The World Bank Forecasts Global Poverty to Fall Below 10% for First Time (…)

The World Bank Forecasts Global Poverty to Fall Below 10% for First Time (…)

The number of people worldwide living in extreme poverty is likely to fall below the ten percent of the total world population. That is what the World Bank predicts and announced at its annual meeting last week in Lima, Peru. The report shows that the 25-year-long efforts bring the world closer to the goal of poverty to a halt by 2030.In 2012, 12.8 percent of the total world population (902 million people), lived in poverty, for ‘only’ 702 million this year.

Never before has the World Bank saw this number under the ten percent threshold. In fact, in order to take account of the inflation, the World Bank has increased the poverty line from US$1.25 to US$1.90 per day. This new poverty line takes into account new information about the difference in cost of living in different countries, but does retain the real purchasing power of the previous poverty line of US$1.25.

However, the situation in sub-Saharan Desert remains ‘extremely worrying’: it drops the number of 42.6 percent in 2012 to 35.2 percent this year.
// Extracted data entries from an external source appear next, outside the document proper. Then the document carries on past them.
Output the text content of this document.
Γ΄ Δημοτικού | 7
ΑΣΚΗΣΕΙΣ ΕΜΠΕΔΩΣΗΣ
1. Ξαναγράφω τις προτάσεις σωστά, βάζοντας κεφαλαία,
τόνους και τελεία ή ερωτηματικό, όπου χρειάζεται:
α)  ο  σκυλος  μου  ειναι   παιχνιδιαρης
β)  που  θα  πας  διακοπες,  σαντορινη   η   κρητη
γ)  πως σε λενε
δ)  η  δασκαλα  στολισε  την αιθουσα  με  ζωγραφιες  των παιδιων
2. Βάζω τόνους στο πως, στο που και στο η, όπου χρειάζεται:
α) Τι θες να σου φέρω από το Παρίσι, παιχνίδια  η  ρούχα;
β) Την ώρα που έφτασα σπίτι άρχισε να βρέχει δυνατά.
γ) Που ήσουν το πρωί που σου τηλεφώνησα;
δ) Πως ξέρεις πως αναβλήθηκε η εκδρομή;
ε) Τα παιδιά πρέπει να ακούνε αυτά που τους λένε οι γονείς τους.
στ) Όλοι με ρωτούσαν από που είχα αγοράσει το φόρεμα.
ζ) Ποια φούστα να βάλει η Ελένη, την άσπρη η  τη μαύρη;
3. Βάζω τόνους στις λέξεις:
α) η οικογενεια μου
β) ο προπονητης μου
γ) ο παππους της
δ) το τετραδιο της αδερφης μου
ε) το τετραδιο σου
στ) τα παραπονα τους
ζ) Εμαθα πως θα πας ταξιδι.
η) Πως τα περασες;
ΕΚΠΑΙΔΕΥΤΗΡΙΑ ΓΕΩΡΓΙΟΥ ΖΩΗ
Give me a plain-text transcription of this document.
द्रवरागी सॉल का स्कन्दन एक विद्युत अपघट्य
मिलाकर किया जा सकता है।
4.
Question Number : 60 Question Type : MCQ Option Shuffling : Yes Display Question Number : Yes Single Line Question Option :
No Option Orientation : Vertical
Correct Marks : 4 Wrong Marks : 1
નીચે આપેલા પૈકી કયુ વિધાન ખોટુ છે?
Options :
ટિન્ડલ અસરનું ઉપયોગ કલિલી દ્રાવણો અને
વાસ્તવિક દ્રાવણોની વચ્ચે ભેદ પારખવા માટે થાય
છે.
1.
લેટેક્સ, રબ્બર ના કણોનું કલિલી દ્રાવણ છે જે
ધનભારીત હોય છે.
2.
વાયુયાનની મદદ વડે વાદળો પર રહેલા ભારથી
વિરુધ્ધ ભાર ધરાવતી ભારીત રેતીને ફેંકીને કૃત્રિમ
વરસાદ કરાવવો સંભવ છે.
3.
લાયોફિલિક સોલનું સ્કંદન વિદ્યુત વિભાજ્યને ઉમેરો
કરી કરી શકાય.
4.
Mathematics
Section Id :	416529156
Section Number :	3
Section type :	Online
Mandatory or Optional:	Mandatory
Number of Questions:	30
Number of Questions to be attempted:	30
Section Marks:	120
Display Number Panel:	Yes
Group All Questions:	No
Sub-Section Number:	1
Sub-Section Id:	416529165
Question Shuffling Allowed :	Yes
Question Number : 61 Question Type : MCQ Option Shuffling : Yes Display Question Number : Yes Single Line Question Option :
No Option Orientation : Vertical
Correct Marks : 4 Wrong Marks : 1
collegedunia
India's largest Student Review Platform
The Maghreb and the Middle East, says the World Bank, do not have reliable data because of the many conflicts there.

The decrease is primarily due to strong growth in developing countries in Asia, such as India and Latin America. That said the World Bank President Jim Yong Kim, who spoke of “the best story in the world today”.

In April 2013, nine months after Kim became president, the World Bank focused on the goal to eliminate global poverty by 2030 and to increase global prosperity by increasing the incomes of the lowest 40 percent of the population. “This new prediction (…) should help us sharpen focus on the most effective strategies in extreme poverty to halting” Kim said. “It will be extremely difficult, especially in a period of slower global growth and volatile financial markets, conflict, high unemployment among the youth and the growing impact of climate change. But it remains attainable, as long as our high expectations match the plan to help the millions of people still live in extreme poverty.”